UK economy heading for worst year since crash, say economists
-We have a biting cold wind now for months
-Homeless lie on the streets everywhere (but the Government denies they are there)
-A crime wave of murder (and violence and violent behaviour) exists in the capital (which the Government denies)
-Businesses are closing and failing (but the Government pretends all is OK)
A person (a trader) I met yesterday described London as a zoo !!
Food is expensive, rents are high, the NHS falling apart….
Train services are expensive and overcrowded
Forecasting body blames growing risks of no-deal Brexit as it downgrades estimate
The British economy is heading for its worst year in almost a decade amid the growing risks from no-deal Brexit, according to a leading economic forecaster.
After official figures revealed zero growth in GDP in August, the EY Item Club said the economy would struggle to recover in the final months of the year owing to the increasing likelihood of Britain crashing out of the EU in less than six months’ time.

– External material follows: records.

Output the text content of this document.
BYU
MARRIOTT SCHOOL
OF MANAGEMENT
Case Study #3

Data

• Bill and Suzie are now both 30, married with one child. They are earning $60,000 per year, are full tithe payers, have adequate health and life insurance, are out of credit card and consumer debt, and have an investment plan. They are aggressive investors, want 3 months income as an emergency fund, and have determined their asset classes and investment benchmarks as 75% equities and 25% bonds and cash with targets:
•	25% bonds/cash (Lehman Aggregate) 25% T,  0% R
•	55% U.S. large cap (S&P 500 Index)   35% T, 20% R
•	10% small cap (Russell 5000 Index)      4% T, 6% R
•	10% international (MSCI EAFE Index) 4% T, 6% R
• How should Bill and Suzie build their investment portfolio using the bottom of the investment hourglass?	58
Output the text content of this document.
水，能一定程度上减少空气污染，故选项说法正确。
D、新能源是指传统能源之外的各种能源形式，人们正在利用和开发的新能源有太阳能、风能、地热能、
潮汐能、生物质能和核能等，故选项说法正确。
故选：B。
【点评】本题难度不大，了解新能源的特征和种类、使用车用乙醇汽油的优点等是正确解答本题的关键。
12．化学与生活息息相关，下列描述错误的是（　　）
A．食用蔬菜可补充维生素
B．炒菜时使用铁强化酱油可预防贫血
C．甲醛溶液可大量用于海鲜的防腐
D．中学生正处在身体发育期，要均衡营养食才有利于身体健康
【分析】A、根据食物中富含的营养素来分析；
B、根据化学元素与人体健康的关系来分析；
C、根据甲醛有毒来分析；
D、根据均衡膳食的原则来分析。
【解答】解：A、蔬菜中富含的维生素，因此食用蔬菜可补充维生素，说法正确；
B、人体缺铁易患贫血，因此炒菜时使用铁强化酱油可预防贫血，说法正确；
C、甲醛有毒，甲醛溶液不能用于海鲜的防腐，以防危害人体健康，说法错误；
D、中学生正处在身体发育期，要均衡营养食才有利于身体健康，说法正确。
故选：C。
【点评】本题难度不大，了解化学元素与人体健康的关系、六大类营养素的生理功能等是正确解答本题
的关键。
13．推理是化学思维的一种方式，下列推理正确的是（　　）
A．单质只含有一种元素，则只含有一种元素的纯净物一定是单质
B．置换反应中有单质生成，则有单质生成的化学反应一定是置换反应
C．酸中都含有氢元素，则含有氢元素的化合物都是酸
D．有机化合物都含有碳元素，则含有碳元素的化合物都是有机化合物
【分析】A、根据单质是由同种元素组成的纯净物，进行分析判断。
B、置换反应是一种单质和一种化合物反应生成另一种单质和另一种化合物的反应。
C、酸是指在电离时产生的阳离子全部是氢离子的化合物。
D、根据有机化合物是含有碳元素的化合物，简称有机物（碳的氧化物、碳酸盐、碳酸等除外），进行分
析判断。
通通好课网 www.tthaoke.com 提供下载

The group of economists, which is the only non-government forecasting organisation to use the Treasury modelling of the economy, said it had downgraded its growth forecast for this year and next as a consequence.
It forecast growth of 1.3% for the whole of 2018, down from a previous estimate of 1.4%. This would be the worst annual period for growth since the financial crisis. It also downgraded the outlook for the second quarter running.

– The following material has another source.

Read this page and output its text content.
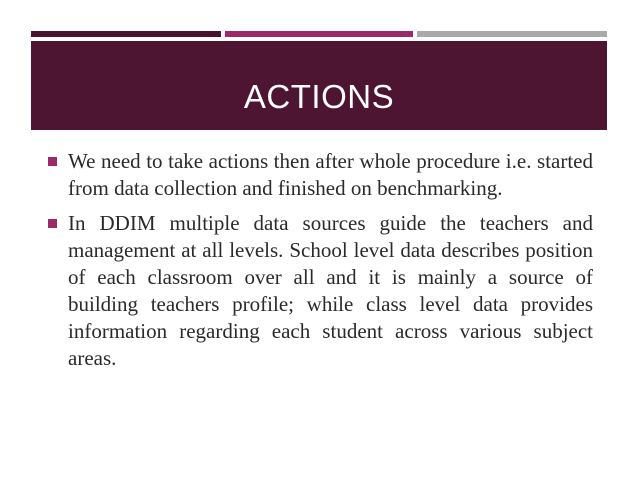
ACTIONS
We need to take actions then after whole procedure i.e. started from data collection and finished on benchmarking.
In DDIM multiple data sources guide the teachers and management at all levels. School level data describes position of each classroom over all and it is mainly a source of building teachers profile; while class level data provides information regarding each student across various subject areas.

The Item Club said Brexit uncertainties were influencing business investment decisions, but added that efforts to find alternative suppliers in the UK rather than the EU may lead to an increase in spending.
It also said weaker growth in the eurozone had sapped appetite for exports, as the world economy digests the impact of US import tariffs that have already begun to drag on economic activity.
Inflation is forecast to fall from about 2.7% to 2.3% by the end of the year, above the Bank of England’s target rate.
Consumer spending growth is estimated to remain limited as a consequence, as UK households remain under pressure from weak wage growth and relatively high levels of inflation.
Howard Archer, the chief economic adviser to the Item Club, said: “Heightened uncertainties in the run-up to and the aftermath of the UK’s exit could fuel business and consumer caution. This is a significant factor leading us to trim our GDP forecasts for 2018 and 2019.
“Should the UK leave the EU in March 2019 without any deal, the near-term growth outlook could be significantly weaker.”